Data Separation and Balancing Module
This module provides functions for separating, balancing, and organizing neural network training data based on various thresholds and criteria. It contains utilities for:
Window-based data separation into good, bad, and difficult categories
Dataset balancing and concatenation operations
Train/validation/test split functionality
Outlier detection and removal
MVNO and VMAF-specific separation methods
The module is designed to work with TensorFlow tensors and DataManager objects, providing comprehensive data preprocessing capabilities for neural network training.
Functions
- window_to_groupfunction
Separate windows into good, bad, and gray categories based on feature thresholds.
- window_to_group_mvnofunction
MVNO-specific window separation function.
- windowsSeparation_mvnofunction
Complete MVNO window separation with class and label assignment.
- windowsSeparation_vmaffunction
VMAF-based window separation with quality thresholds.
- windowsSeparationfunction
General window separation with multiple feature thresholds.
- flag_windowsfunction
Flag windows based on threshold criteria for difficult case identification.
- windowDropOutliersfunction
Remove outlier samples from datasets based on target thresholds.
- TrnValTstSeparationfunction
Split data into training, validation, and test sets.
- balancingConcatenateNGfunction
Balance and concatenate multiple datasets according to specified ratios.
- ConcatenateNGfunction
Concatenate multiple DataManager instances.
- BalanceSeparationNGfunction
Combined portioning and balancing for train/validation/test splits.
Notes
All functions in this module use the @action and @f_logger decorators for consistent logging and action tracking within the SNN2 framework.
- src.actions.separation.BalanceSeparationNG(data: ~typing.List[~SNN2.src.decorators.decorators.c_logger.<locals>.augmented_cls], portion: ~typing.Tuple[~typing.Tuple[float, float, float], ...] = ((0.7, 0.2, 0.1), (0.7, 0.2, 0.1), (0.0, 0.0, 0.0)), balancing: ~typing.Tuple[~typing.Tuple[float, float, float], ...] = ((0.98, 0.02, 0.0), (0.5, 0.5, 0.0), (0.5, 0.5, 0.0)), test_get_everything: bool = False, *, logger=None, write_msg=<function f_logger.<locals>.__dummy_log>, **kwargs) Tuple[Dict[str, Dict[str, Any]], ...]
Apply portioning and balancing to multiple datasets for train/validation/test splits.
This function performs comprehensive dataset preparation by first splitting each input dataset into training, validation, and test portions, then applying balancing ratios to create final mixed datasets with desired class distributions.
- Parameters:
data (List[DataManager]) – List of DataManager instances representing different dataset categories (e.g., good, bad, difficult samples).
portion (Tuple[Tuple[float, float, float], ...],) – default=((0.7, 0.2, 0.1), (0.7, 0.2, 0.1), (0.0, 0.0, 0.0)) Tuple of portion tuples specifying how to split each dataset.
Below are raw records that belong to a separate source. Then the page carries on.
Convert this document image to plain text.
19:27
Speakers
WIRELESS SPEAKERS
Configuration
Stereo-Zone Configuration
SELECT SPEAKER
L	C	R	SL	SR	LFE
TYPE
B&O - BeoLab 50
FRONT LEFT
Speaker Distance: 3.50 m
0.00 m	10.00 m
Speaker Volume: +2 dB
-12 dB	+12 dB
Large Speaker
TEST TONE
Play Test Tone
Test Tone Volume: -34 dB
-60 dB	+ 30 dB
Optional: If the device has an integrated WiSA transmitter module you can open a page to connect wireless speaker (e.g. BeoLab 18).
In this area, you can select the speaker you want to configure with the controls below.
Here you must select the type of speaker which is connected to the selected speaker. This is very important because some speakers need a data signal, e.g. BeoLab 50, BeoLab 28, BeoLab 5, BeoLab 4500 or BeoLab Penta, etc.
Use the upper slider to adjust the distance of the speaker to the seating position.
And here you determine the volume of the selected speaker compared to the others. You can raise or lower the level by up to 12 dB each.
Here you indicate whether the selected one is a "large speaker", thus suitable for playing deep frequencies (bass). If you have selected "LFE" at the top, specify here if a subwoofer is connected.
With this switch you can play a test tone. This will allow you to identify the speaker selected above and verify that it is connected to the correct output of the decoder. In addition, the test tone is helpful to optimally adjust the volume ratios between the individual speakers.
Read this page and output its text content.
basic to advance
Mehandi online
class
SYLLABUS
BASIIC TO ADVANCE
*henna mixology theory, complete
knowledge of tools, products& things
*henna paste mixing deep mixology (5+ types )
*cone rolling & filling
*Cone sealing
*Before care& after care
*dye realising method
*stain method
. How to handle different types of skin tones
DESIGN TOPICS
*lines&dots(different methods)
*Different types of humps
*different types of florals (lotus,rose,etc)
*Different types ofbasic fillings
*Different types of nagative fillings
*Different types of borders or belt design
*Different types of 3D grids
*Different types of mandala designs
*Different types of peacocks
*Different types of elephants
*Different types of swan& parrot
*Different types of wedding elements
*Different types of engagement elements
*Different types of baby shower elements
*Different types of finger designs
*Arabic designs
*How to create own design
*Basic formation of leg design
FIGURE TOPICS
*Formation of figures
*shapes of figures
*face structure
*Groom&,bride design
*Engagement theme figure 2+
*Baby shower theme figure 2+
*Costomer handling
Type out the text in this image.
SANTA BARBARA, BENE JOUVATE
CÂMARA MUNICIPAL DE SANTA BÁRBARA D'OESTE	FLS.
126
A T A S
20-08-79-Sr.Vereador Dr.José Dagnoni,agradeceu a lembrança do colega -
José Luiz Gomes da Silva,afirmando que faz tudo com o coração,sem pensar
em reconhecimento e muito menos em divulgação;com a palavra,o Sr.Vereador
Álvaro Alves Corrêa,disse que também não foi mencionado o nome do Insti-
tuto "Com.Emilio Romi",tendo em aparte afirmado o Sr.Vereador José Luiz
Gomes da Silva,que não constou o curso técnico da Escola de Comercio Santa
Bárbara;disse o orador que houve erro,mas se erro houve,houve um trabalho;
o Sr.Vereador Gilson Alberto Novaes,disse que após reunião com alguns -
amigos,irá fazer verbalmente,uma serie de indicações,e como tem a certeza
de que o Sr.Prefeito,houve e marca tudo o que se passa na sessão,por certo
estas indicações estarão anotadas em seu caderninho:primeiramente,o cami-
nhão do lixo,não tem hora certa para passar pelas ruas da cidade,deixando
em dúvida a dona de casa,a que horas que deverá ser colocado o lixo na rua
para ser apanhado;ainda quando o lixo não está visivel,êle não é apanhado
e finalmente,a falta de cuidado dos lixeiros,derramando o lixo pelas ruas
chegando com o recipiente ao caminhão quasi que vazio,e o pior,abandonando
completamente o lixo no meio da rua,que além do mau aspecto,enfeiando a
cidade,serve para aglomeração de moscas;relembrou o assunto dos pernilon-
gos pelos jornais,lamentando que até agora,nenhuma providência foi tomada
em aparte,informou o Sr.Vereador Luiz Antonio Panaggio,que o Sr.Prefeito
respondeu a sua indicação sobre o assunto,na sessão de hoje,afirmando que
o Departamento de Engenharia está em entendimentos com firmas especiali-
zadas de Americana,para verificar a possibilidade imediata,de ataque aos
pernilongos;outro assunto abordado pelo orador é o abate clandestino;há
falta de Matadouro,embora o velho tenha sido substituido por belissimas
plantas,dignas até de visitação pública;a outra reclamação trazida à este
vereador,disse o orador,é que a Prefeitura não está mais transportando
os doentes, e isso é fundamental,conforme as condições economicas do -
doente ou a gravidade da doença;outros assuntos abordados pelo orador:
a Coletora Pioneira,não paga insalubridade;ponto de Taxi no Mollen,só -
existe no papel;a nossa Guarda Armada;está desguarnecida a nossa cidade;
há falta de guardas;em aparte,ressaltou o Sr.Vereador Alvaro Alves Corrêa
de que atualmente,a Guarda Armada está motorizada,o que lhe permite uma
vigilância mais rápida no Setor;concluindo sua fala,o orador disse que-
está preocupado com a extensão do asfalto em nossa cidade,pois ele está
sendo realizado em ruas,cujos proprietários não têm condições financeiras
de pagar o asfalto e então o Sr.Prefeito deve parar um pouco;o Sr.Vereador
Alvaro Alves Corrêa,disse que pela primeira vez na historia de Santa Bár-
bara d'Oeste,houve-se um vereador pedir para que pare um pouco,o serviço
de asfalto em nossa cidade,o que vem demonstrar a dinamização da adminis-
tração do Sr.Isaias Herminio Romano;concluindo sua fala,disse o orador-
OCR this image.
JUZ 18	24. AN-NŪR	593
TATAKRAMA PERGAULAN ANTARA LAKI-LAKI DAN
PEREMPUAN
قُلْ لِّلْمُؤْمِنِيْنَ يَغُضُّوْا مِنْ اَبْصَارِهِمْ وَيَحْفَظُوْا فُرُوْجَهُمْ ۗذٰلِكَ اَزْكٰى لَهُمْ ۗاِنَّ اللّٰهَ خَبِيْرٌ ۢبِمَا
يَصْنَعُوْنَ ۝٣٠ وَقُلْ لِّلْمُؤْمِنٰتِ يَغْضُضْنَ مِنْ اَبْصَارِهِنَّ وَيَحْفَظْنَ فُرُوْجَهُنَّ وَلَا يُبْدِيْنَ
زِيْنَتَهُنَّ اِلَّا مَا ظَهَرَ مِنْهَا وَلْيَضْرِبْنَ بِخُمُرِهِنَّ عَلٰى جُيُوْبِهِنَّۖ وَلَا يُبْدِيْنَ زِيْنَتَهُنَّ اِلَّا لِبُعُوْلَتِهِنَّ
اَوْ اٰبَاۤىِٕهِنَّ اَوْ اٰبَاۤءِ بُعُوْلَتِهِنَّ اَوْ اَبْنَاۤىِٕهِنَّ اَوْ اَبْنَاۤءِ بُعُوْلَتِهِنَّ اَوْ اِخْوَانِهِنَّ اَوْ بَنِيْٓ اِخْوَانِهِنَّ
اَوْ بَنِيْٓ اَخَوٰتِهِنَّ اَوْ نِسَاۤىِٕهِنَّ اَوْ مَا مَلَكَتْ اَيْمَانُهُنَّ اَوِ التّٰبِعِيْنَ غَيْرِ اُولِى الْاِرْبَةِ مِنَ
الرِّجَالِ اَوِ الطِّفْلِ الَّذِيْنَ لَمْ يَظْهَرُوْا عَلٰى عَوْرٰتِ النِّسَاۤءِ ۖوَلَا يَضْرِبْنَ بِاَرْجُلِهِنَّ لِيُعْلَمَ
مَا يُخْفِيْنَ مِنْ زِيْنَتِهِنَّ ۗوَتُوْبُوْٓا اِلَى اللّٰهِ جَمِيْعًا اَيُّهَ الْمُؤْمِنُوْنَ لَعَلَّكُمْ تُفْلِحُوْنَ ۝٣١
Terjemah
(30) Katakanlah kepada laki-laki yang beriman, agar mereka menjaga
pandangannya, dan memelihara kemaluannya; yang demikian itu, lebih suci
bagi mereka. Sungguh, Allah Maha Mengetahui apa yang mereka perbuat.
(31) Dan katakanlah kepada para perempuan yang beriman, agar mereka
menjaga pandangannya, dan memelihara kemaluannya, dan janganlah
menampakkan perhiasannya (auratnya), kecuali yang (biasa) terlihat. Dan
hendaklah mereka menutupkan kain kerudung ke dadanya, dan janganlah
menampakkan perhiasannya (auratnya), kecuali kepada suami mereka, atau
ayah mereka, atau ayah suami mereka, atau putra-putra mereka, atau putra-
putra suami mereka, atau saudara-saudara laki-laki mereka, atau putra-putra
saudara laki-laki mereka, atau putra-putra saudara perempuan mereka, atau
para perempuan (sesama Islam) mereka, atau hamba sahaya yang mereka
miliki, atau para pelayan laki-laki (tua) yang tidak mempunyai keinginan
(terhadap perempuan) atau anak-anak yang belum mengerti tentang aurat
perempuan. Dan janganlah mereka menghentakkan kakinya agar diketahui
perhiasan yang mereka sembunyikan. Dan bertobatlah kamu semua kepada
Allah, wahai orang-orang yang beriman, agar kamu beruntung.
Each inner tuple contains (train_portion, validation_portion, test_portion) and must sum to <= 1.0. Length must match number of input datasets.
balancing (Tuple[Tuple[float, float, float], ...],) – default=((0.98, 0.02, 0.0), (0.5, 0.5, 0.0), (0.5, 0.5, 0.0)) Tuple of balancing ratios for train, validation, and test sets. Each inner tuple specifies the desired proportion of each dataset category. Contains exactly 3 tuples for (train_balance, val_balance, test_balance).
test_get_everything (bool, default=False) – If True, test set includes all unused data from training and validation. If False, test set uses balanced sampling like train and validation.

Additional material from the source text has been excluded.